KOBE--Like many others, Tsuyoshi Nakayama had to grieve for a loved one lost in the Great Hanshin Earthquake 26 years ago on his own without friends or acquaintances this year, due to the coronavirus pandemic.

Nakayama, 52, was one of about 2,500 mourners who visited Kobe East Park, where a gathering to pay tribute to the victims was held early on the morning of Jan. 17.

They accounted for less than 20 percent of the attendees in 2015 on the 20th anniversary when attendance at the memorial ceremony peaked. 

“This is my first time to come here alone,” said Nakayama, of Kobe's Higashi-Nada Ward, as he gazed at flames of bamboo lanterns at the park from a distance. “It feels lonely.”

He lost his 29-year-old sister Noriko when their home collapsed. Nakayama began volunteering at an elementary school he took refuge at to fill a void left by the loss of his sibling. He found solace in fellow volunteers who gathered from across the country.

On the eve of the anniversary, they used to assemble at an "izakaya" pub and kept talking before coming to the park to offer prayers at 5:46 a.m., the time the powerful earthquake struck. But it was not possible for this year’s anniversary amid safety precautions and scaled-back ceremonies. 

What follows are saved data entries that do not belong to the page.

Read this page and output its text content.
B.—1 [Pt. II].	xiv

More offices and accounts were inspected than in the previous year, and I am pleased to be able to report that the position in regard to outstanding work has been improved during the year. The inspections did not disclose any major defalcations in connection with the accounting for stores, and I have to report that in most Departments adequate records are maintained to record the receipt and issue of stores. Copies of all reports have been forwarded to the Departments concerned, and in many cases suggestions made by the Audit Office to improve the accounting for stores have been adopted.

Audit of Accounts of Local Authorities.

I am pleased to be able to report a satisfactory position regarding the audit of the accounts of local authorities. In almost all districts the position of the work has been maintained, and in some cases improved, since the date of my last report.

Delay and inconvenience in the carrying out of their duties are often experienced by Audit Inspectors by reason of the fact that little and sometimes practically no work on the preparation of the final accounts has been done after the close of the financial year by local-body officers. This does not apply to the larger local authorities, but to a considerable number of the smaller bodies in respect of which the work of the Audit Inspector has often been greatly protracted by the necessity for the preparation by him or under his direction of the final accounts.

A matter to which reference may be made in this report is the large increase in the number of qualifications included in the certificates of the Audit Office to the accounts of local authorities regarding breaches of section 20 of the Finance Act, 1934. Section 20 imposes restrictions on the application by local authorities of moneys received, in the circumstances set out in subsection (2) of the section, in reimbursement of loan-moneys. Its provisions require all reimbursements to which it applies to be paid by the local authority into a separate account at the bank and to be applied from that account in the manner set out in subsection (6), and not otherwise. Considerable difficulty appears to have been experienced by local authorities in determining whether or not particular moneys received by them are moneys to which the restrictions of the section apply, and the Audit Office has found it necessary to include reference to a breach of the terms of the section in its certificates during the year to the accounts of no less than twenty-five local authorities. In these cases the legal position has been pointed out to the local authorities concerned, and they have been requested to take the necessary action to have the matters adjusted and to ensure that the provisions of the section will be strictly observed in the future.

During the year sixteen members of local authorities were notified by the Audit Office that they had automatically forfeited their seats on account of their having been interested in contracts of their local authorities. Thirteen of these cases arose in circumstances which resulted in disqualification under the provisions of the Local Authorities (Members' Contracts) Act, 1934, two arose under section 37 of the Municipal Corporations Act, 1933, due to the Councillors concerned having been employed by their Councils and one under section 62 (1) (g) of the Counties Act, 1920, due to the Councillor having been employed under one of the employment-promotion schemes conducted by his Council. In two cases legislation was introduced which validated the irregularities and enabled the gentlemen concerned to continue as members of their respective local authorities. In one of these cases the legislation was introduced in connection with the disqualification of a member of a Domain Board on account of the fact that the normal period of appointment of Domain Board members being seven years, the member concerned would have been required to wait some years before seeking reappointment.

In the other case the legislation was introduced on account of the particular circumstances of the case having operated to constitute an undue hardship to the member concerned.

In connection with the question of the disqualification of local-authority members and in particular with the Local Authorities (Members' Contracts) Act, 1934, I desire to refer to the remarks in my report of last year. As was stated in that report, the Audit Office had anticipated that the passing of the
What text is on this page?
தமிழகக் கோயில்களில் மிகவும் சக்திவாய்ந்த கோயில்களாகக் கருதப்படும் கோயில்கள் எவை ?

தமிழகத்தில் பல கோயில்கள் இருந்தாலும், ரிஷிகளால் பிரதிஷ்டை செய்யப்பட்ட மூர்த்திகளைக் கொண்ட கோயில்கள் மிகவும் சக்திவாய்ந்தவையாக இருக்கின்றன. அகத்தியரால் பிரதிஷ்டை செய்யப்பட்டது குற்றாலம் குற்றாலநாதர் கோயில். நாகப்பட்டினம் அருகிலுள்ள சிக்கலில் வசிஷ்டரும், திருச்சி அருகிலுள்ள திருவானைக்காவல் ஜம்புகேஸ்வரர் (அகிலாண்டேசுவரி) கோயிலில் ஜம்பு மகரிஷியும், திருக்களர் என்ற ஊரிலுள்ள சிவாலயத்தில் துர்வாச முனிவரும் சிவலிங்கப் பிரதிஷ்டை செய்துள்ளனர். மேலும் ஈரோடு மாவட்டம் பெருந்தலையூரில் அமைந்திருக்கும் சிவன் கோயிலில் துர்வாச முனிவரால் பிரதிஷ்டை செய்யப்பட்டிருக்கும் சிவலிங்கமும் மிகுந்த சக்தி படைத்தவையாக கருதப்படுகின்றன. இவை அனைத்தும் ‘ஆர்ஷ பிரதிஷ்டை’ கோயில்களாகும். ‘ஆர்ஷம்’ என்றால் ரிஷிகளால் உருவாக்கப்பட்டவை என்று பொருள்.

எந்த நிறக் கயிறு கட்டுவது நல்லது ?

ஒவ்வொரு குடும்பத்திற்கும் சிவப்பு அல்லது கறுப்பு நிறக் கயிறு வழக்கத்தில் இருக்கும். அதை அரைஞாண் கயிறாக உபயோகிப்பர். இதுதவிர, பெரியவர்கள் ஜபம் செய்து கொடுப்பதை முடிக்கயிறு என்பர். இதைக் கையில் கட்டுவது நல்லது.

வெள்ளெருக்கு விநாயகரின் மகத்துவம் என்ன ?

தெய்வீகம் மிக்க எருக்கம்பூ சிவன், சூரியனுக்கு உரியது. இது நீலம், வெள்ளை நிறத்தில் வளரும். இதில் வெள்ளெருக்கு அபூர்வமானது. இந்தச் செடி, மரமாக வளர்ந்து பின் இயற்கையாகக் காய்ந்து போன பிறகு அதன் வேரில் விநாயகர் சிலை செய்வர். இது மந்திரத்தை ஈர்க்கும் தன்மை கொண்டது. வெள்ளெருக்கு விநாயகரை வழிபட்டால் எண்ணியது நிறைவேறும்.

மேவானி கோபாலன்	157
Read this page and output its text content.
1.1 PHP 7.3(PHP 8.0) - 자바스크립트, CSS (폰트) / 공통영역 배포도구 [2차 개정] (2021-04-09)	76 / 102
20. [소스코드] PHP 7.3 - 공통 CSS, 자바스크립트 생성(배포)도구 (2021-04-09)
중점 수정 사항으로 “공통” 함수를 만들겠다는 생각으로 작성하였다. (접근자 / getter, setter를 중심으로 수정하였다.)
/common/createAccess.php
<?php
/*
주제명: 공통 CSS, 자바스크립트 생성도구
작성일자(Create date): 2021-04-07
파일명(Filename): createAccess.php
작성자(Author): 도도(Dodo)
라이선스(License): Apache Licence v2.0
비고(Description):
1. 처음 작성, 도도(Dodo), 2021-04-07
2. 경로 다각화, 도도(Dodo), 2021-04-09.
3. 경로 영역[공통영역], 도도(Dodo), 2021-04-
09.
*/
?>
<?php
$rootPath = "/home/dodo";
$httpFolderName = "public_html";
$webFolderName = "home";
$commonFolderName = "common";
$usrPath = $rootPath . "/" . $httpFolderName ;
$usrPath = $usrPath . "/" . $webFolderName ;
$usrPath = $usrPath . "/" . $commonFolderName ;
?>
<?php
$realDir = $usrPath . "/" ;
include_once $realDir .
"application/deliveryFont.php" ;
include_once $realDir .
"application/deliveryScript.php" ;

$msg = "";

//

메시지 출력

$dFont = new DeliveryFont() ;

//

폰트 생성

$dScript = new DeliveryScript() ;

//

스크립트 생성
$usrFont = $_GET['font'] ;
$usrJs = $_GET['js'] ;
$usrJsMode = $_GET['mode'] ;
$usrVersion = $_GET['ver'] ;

“I would like to get together with friends next year, just we did before,” Nakayama said.

Hikaru Miyauchi, a college sophomore from Kobe’s Nada Ward, visited the park for the first time.

“I came here because I know there are many people out there in remote places who cannot come despite their strong wishes due to the pandemic,” he said. “I thought we who live near the park should come and pay our respects.”

Emiko Kisoi, 73, offered a prayer at her home in Nagoya’s Midori Ward, looking to the west toward Kobe.

A picture of her son, Motohiro, who was 23 and attending graduate school at Kobe University when he died in the quake, is placed in her room.

She had a protocol of observing the anniversary: visiting an izakaya in Kobe where her son worked part time; praying in her hotel room while facing the direction of his boarding house at the time the quake hit; and visiting the site where the boarding house once stood and a monument dedicated to the victims at his university.

But she had to forgo that somber ritual this year.

“The air in Kobe on Jan. 17 feels different from the rest of the year,” she said. “I wish I could have been in Kobe, thinking about my son there. This year, I followed the same procedures in my mind.”